Designed for real-time technique selection and offline deployment on CPU — no GPU required.
Model Summary
| Property | Value |
|---|---|
| Architecture | GPT-2 encoder (bidirectional attention) + mean-pooled linear classifier head |
| Parameters | ~13.1M |
| Layers | 6 transformer blocks |
| Embedding dim | 256 |
| Attention heads | 8 |
| Context window | 512 tokens |
| Vocab | 32,000 (SentencePiece BPE) |
| Output classes | 43 |
| Model size | ~60 MB (best.pt) |
| SHA-256 | f66b19064f4704d02a57d6fda0a2f4f3010571bc0d89844358d34760e76f5471 |
| Inference device | CPU (no GPU needed) |
| License | CC BY-NC 4.0 |
What This Model Does
Given a tokenized input of {student_message + cognitive_state + subject}, the classifier outputs a probability distribution over 43 IKS pedagogical techniques. Use it for:
- Real-time technique selection — sub-10ms inference on CPU
- Offline fallback — when a full 7B LoRA model is unavailable
- Pre-filtering — narrow technique candidates before passing to the Teaching LM
The 43 IKS Techniques
Organized into 5 categories:
| Category | Techniques | Count |
|---|---|---|
| Memory (Patha) | Samhita, Pada, Krama, Jataa, Mala, Shikha, Rekha, Dhwaja, Ghana, Katapayadi | 10 |
| Vedic Math (Sutra) | Ekadhikena, Nikhilam, Urdhva Tiryak, Paravartya, Anurupyena, Shunyam, Yavadunam, Sankalana, Puranapuranabhyam, Chalana, Ekanyunena, Sesanyankena, Sopantyadvayamantyam, Gunitasamuccayah, Gunakasamuccayah, Dwandwa Yoga | 16 |
| Attention | Dhyana-based Focus Protocol, Pratyahara Learning Pause | 2 |
| Reasoning (Nyaya) | Nyaya Pramana, Pancha Avayava, Tarka Vaada, Mimamsa Vakya Vichara, Jalpa and Vitanda, Anvaya-Vyatireka, Upamana, Pratyaksha | 8 |
| Pedagogy | Guru-Shishya Dialogue, Shruti-Smriti Integration, Spaced Repetition with Vedic Intervals, Panini Pratyahara, Utsarga-Apavada, Adhyaropa-Apavada, Viveka | 7 |
Architecture
Input Text → SentencePiece Tokenizer (32K vocab)

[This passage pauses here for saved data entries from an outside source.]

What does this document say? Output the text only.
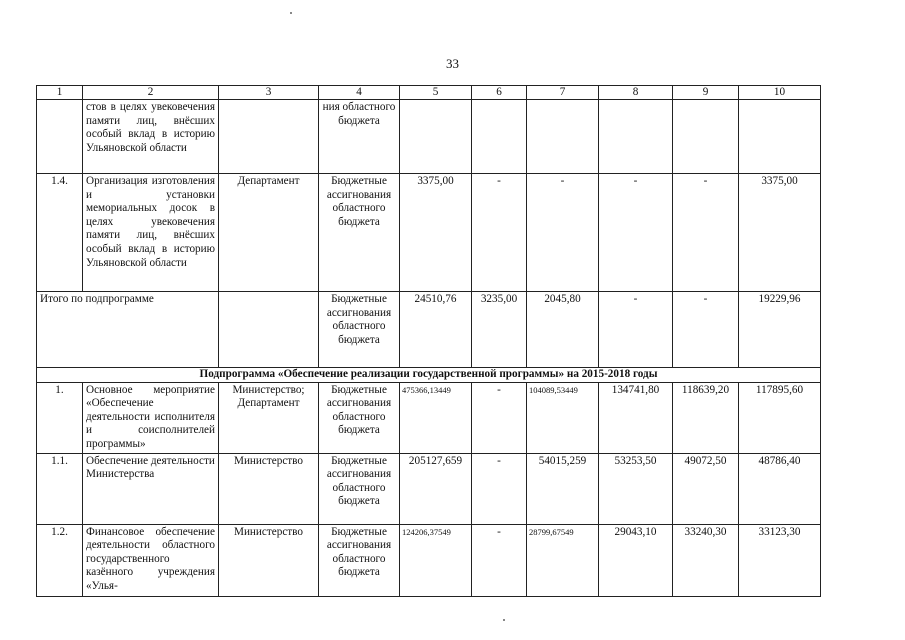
33
1	2	3	4	5	6	7	8	9	10
	стов в целях увековечения памяти лиц, внёсших особый вклад в историю Ульяновской области		ния областного бюджета						
1.4.	Организация изготовления и установки мемориальных досок в целях увековечения памяти лиц, внёсших особый вклад в историю Ульяновской области	Департамент	Бюджетные ассигнования областного бюджета	3375,00	-	-	-	-	3375,00
Итого по подпрограмме			Бюджетные ассигнования областного бюджета	24510,76	3235,00	2045,80	-	-	19229,96
Подпрограмма «Обеспечение реализации государственной программы» на 2015-2018 годы									
1.	Основное мероприятие «Обеспечение деятельности исполнителя и соисполнителей программы»	Министерство; Департамент	Бюджетные ассигнования областного бюджета	475366,13449	-	104089,53449	134741,80	118639,20	117895,60
1.1.	Обеспечение деятельности Министерства	Министерство	Бюджетные ассигнования областного бюджета	205127,659	-	54015,259	53253,50	49072,50	48786,40
1.2.	Финансовое обеспечение деятельности областного государственного казённого учреждения «Улья-	Министерство	Бюджетные ассигнования областного бюджета	124206,37549	-	28799,67549	29043,10	33240,30	33123,30
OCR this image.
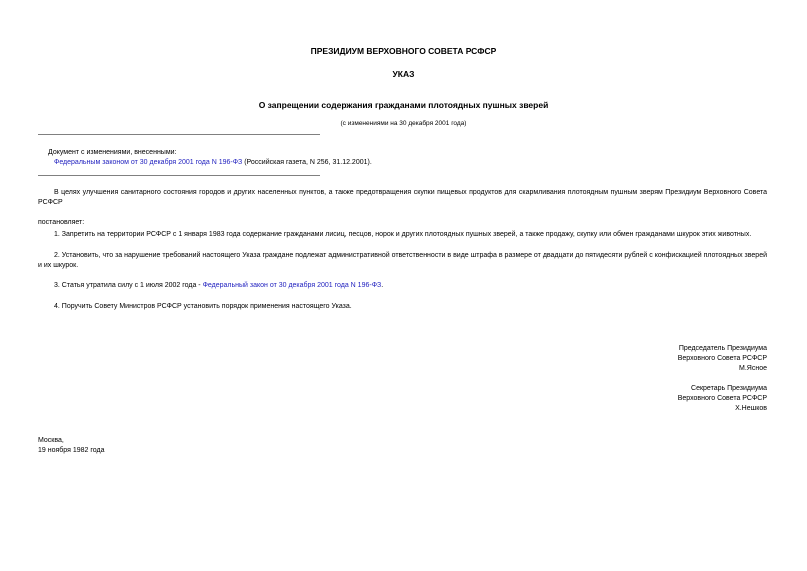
ПРЕЗИДИУМ ВЕРХОВНОГО СОВЕТА РСФСР
УКАЗ
О запрещении содержания гражданами плотоядных пушных зверей
(с изменениями на 30 декабря 2001 года)
Документ с изменениями, внесенными:
Федеральным законом от 30 декабря 2001 года N 196-ФЗ (Российская газета, N 256, 31.12.2001).
В целях улучшения санитарного состояния городов и других населенных пунктов, а также предотвращения скупки пищевых продуктов для скармливания плотоядным пушным зверям Президиум Верховного Совета РСФСР
постановляет:
1. Запретить на территории РСФСР с 1 января 1983 года содержание гражданами лисиц, песцов, норок и других плотоядных пушных зверей, а также продажу, скупку или обмен гражданами шкурок этих животных.
2. Установить, что за нарушение требований настоящего Указа граждане подлежат административной ответственности в виде штрафа в размере от двадцати до пятидесяти рублей с конфискацией плотоядных зверей и их шкурок.
3. Статья утратила силу с 1 июля 2002 года - Федеральный закон от 30 декабря 2001 года N 196-ФЗ.
4. Поручить Совету Министров РСФСР установить порядок применения настоящего Указа.
Председатель Президиума
Верховного Совета РСФСР
М.Ясное
Секретарь Президиума
Верховного Совета РСФСР
Х.Нешков
Москва,
19 ноября 1982 года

→ Token Embeddings (256-dim) + Position Embeddings
→ 6× Transformer Blocks (8-head bidirectional self-attention, MLP, LayerNorm)

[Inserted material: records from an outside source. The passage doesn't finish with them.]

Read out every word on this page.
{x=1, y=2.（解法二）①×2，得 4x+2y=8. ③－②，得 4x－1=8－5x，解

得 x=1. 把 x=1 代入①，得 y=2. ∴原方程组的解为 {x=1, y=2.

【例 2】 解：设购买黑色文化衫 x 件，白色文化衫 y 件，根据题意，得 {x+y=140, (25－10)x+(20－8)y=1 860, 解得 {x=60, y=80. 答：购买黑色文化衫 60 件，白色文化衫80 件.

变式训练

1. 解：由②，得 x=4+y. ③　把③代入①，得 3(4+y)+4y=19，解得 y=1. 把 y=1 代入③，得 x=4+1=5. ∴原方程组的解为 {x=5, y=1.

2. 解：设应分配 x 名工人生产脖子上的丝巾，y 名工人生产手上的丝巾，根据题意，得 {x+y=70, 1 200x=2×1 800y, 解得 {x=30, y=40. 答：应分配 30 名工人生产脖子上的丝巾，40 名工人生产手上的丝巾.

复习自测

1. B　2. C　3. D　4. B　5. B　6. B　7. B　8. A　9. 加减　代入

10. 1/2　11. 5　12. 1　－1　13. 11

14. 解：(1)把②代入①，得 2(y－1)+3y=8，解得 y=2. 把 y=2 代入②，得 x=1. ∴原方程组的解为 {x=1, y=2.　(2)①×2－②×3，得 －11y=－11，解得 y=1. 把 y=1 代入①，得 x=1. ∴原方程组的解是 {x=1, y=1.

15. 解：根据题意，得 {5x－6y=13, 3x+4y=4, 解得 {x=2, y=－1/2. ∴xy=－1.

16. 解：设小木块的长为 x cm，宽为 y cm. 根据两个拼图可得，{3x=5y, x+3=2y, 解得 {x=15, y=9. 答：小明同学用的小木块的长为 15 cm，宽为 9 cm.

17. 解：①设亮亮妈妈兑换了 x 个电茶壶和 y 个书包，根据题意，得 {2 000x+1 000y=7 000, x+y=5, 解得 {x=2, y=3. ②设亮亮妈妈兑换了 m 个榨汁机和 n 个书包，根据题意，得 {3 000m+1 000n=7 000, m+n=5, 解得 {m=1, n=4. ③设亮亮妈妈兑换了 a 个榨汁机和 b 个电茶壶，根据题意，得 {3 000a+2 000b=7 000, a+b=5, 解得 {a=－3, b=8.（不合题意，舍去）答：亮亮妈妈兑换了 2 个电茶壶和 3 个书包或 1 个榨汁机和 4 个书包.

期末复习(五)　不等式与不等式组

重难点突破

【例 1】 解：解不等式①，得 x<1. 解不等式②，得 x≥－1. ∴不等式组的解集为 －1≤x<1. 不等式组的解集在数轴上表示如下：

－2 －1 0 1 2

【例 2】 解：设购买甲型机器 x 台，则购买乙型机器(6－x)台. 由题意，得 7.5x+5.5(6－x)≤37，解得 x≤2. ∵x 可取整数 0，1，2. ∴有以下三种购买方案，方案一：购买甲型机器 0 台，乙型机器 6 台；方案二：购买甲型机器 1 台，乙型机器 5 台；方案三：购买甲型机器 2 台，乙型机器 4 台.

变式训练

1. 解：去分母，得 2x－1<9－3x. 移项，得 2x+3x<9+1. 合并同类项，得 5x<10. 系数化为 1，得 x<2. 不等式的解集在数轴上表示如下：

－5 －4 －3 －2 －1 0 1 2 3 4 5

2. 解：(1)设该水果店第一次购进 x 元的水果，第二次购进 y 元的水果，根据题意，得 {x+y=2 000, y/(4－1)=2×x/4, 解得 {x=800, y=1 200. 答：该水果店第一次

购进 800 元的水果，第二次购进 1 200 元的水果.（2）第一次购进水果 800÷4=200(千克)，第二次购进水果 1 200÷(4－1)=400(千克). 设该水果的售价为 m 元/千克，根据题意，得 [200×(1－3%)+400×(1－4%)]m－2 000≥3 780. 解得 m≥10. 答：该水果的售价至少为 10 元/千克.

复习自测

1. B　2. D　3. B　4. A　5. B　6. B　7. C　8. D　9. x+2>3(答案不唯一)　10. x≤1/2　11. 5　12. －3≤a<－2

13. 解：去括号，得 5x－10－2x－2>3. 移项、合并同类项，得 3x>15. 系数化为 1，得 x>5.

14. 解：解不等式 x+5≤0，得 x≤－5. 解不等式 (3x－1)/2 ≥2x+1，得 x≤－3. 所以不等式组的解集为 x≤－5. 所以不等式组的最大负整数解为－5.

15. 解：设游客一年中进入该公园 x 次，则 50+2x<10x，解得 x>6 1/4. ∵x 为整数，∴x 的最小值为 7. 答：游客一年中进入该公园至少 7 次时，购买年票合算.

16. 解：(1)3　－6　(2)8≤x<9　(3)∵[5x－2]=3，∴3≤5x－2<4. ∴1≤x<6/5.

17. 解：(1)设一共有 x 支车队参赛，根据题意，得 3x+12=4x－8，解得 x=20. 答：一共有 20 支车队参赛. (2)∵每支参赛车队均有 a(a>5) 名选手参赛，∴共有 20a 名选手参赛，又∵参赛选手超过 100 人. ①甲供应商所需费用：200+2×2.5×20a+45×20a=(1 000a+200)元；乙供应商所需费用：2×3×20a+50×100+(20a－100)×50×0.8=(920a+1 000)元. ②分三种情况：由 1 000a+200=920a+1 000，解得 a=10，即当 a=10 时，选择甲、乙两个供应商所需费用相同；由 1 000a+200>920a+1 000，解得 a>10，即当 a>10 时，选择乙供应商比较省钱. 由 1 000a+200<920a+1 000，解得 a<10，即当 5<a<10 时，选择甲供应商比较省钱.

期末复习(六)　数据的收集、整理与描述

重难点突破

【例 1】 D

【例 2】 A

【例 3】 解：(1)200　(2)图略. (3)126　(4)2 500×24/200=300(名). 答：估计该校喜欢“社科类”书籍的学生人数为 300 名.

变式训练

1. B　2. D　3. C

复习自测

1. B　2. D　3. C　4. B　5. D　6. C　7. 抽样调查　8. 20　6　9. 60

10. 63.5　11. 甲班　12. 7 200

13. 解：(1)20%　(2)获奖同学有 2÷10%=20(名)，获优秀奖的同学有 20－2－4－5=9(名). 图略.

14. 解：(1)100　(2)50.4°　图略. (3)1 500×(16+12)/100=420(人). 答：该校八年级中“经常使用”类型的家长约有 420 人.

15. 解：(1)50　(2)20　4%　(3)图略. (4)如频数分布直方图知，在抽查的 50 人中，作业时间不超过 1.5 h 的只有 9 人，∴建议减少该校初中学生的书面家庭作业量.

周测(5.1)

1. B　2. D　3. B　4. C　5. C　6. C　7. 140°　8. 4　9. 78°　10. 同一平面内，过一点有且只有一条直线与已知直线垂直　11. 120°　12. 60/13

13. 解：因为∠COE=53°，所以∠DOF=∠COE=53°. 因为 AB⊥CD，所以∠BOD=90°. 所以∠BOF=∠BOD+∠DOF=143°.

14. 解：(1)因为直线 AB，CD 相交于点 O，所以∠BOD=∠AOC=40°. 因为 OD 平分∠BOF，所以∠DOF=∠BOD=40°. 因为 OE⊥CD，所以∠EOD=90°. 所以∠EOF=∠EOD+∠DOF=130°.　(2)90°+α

→ Global Mean Pooling (over sequence dimension)
→ Linear Classifier Head (256 → 43)
→ Softmax → Technique Probabilities
Accuracy
| Metric | Value |
|---|---|
| Eval accuracy | 99.6% (v5 bidirectional, early-stopped at step ~2300/5000) |
| Classes | 43 (all trained) |
| Attention | Bidirectional (full sequence context) |
| Training data | 5,705 train / 2,096 eval (balanced across 43 techniques) |
Training
| Parameter | Value |
|---|---|
| Version | v5 (bidirectional) |
| Training data | Curated IKS classification data (43 techniques, balanced) |
| Train / Eval split | 5,705 / 2,096 (balanced across 43 techniques) |
| Max iterations | 5,000 (early-stopped at ~2,300; patience=10) |
| Best checkpoint | ~Step 1,900 (99.6% eval accuracy) |
| Batch size | 32 |
| Optimizer | AdamW (β1=0.9, β2=0.95, weight decay 0.1) |
| Learning rate | 3e-4 → min_lr (cosine decay) |
| Warmup | 300 iterations |
| Dropout | 0.3 (attention/residual), 0.4 (classifier head) |
| Label smoothing | 0.1 |
| Hardware | NVIDIA T4 GPU (Vertex AI) |
| Tokenizer | SentencePiece 32K |
How to Use
import torch
import json
from model import IKSTechniqueClassifier
import sentencepiece as spm
# Load labels
with open("technique_labels.json") as f:
labels = json.load(f)
id_to_name = {int(k): v["name"] for k, v in labels["labels"].items()}
# Load model
config = {
"model": {
"vocab_size": 32000, "block_size": 512, "n_layer": 6,
"n_embd": 256, "n_head": 8, "dropout": 0.0,
"bias": False, "num_classes": 43, "bidirectional": True
}
}
model = IKSTechniqueClassifier(config)
ckpt = torch.load("best.pt", map_location="cpu", weights_only=True)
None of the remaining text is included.